I totally mowed the lawn yesterday.

And mother said I'm "not good with yardwork."

And the yard really looks quite excellent. Of course, my neighbor Clarence came over and weed-eated it which greatly improved it's overall appearance. And of course, I had to call and ask for directions about how to start the damn lawnmower, but truth be told, I did mow the yard all by myself. And the only casuality was my left foot. It has four huge ant bites, but that's to be expected in Texas and in an untreated yard. Plus now I know to wear tennis shoes.

Please add on to my lawn mowing expertise, weeding my garden today. I watered my tomatoe plants and pulled grass out from around my cacti and cursed weeds from amongst my flowers.

Then I borrowed Clarence's rake and took care of some leaf problems along the side of the house.

Clarence and I had a good chat. Bandit his dog was out working with him too. I need a dog. Not now though, I've got enough to handle.

It's amazing.

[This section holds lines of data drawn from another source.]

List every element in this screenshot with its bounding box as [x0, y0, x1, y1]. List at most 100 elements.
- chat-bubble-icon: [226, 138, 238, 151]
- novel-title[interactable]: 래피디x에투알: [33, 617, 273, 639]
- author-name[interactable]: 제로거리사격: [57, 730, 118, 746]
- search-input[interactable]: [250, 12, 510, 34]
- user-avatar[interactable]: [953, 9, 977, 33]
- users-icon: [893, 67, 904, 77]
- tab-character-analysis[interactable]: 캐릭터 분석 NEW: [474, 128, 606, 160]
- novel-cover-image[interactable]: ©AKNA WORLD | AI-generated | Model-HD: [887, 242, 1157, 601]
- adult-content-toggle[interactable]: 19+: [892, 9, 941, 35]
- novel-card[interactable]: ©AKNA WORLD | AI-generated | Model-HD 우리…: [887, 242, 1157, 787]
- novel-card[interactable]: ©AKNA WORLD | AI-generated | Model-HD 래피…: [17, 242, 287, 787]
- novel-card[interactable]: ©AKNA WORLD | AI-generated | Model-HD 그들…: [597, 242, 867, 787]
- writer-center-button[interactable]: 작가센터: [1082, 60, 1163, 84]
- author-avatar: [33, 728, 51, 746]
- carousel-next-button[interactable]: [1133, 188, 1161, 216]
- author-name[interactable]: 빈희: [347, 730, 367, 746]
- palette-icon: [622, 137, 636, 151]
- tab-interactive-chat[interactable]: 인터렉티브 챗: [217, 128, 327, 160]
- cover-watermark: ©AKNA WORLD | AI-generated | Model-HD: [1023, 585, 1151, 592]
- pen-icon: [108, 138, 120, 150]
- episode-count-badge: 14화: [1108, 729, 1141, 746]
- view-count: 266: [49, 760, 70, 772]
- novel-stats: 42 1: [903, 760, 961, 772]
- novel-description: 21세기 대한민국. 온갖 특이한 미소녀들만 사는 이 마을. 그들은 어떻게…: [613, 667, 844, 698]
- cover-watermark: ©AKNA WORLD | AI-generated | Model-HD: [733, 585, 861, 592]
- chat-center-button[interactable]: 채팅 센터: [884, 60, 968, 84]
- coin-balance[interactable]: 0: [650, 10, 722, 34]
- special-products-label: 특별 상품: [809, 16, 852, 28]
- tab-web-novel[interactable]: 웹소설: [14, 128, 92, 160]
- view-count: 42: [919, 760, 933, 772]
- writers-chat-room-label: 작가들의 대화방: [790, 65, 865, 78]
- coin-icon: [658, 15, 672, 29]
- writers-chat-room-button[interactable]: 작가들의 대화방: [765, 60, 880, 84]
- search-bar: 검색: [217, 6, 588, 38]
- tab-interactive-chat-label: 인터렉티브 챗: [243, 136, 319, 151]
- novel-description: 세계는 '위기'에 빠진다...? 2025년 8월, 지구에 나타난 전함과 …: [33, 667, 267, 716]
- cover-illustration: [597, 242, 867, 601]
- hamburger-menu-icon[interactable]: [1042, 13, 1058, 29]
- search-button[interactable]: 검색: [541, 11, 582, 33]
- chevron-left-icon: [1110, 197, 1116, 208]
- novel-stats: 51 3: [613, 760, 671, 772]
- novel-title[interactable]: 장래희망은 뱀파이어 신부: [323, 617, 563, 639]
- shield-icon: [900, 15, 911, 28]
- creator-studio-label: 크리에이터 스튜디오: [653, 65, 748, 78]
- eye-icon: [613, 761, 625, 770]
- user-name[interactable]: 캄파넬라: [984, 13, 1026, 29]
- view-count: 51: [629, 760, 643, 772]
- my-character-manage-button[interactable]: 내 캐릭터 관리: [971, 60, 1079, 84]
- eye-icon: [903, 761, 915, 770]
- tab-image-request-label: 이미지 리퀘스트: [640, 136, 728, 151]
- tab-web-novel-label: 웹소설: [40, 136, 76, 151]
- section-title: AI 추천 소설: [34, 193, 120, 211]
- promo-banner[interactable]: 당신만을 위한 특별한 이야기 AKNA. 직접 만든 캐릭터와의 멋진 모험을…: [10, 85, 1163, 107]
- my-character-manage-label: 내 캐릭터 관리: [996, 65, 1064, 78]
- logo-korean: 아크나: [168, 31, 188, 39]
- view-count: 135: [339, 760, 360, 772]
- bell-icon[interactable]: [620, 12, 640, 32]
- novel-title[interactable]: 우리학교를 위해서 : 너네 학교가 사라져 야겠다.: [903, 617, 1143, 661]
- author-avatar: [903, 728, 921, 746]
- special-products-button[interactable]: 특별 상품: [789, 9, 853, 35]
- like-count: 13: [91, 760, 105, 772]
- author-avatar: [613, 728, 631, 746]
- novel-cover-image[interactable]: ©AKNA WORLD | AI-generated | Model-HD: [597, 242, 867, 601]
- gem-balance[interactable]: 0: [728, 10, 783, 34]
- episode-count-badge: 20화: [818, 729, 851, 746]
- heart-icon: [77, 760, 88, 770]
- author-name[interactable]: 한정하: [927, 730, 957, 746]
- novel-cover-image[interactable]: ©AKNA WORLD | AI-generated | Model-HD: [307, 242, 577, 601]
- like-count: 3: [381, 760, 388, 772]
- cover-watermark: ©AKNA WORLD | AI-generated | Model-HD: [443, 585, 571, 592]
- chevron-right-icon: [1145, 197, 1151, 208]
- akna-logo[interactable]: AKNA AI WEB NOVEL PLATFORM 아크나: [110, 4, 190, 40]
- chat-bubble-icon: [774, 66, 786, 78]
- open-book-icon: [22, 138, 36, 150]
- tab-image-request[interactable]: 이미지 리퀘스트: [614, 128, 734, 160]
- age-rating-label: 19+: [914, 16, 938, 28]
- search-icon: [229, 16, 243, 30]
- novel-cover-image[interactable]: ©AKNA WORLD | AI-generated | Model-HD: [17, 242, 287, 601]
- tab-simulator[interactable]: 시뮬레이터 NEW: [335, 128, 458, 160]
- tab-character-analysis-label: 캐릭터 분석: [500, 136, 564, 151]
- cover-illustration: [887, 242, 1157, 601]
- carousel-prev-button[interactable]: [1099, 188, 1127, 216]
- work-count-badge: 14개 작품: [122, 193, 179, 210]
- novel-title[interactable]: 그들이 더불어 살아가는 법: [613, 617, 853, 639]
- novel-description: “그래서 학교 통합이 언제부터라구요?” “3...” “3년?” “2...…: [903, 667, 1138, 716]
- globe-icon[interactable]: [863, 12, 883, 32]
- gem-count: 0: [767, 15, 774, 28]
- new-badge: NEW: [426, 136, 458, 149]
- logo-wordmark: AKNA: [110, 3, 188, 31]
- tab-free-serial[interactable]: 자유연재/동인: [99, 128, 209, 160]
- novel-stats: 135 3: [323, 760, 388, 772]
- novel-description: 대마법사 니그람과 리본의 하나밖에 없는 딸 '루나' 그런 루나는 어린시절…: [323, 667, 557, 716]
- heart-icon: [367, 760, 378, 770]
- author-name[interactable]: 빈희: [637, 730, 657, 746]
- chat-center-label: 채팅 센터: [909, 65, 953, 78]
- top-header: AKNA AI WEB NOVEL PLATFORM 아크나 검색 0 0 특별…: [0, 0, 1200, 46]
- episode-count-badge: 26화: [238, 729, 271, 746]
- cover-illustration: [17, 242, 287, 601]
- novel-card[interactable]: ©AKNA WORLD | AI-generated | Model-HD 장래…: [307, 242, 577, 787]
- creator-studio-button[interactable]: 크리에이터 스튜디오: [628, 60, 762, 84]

I think I mowed the yard once growing up. I hated it. Amy loved it. Mom always martyred herself to do it. And sometimes dad mowed too when mom had some other laborious chore to execute. So I never really had to. Someone else always took care of it. Even at Northridge Drive where we were expected to mow the yard, I didn't cause I'm allergic to grass and it just didn't seem like fun. I'd rather buy an extra month's supply of toilet paper or trash bags than take my turn to mow the yard.

But now that I'm a proud home-owner, things are different. I like to mow the yard. I don't plan on paying anyone to do it for me. I like to make my garden look nice. Who knew? Who knew that this nose-in-a-book-i'd-rather-play-make-believe-than-play-sports-or-mow-the-yard girl would ever be where she is today?

I understand something now about a sense of ownership, of taking pride in what you've accomplished, of how desparate one must feel when the government or war or banks threaten to take that away from you.

Home ownership. I love it.

All but the antbites.

1 comment:

Anonymous said...

Not just tennies, but the heaviest shoe you have - to protect from any bites, or that steel blade that is whirling around, or a hidden rock that turns into a missle. But I am proud of you.